University essay from KTH/Matematik (Avd.)

Abstract: In response to the Great Financial Crisis of 2008, a handful of measures were taken to increase the resilience toward a similar disaster in the future. Global financial regulatory entities implemented several new directives with the intention to enhance global capital markets, leading to regulatory frameworks where financial participants (FPs) are regulated with own fund's requirements for market risks. This thesis intends to investigate two different methods presented in the framework Capital Requirements Regulation 3 (CRR 3), a framework stemming from the Basel Committee and implemented in EU legislation for determining the capital requirements for an FP. The first method, The Alternative Standardised Approach (A-SA), looks at categorical data, whereas the second method, The Alternative Internal Model Approach (A-IMA), uses the risk measure Expected Shortfall (ES) for determining the capital requirement and therefore requires the FP to estimate ES using a proprietary/internal model based on time series data. The proprietary model in this thesis uses a recurrent neural network (RNN) with several long short-term memory (LSTM) layers to predict the next day's ES using the previous 20 day's returns. The data consisted of categorical and time series data of a portfolio with the Nasdaq 100 companies as positions.

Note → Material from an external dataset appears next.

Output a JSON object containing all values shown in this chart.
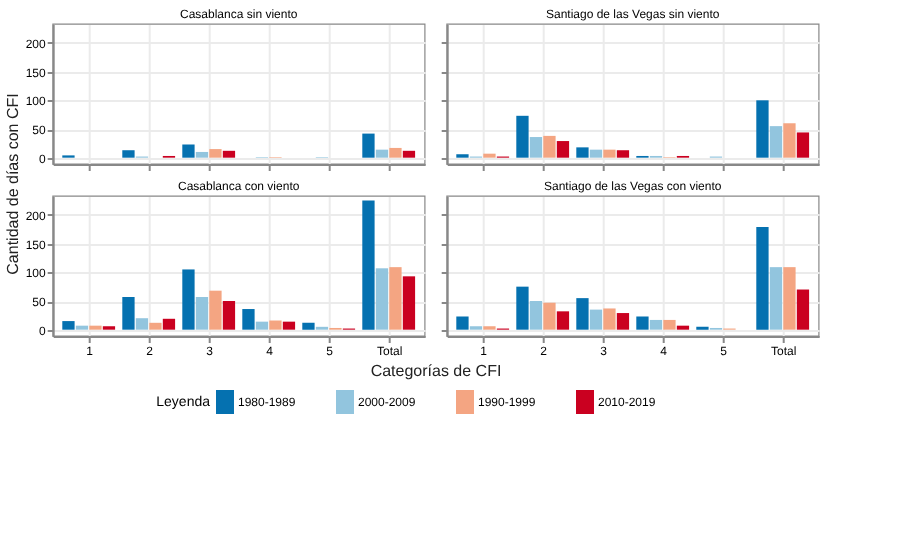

This thesis concluds that A-IMA with an LSTM-network as the proprietary model, gives a lower capital requirement compared to A-SA but is less reliable in real-life applications due to its behaviour as a "black box" and is, thus, less compliant from a regulatory standpoint. The LSTM-model showed promising results for capturing the overall trend in the data, for example periods with high volatility, but underestimated the true ES.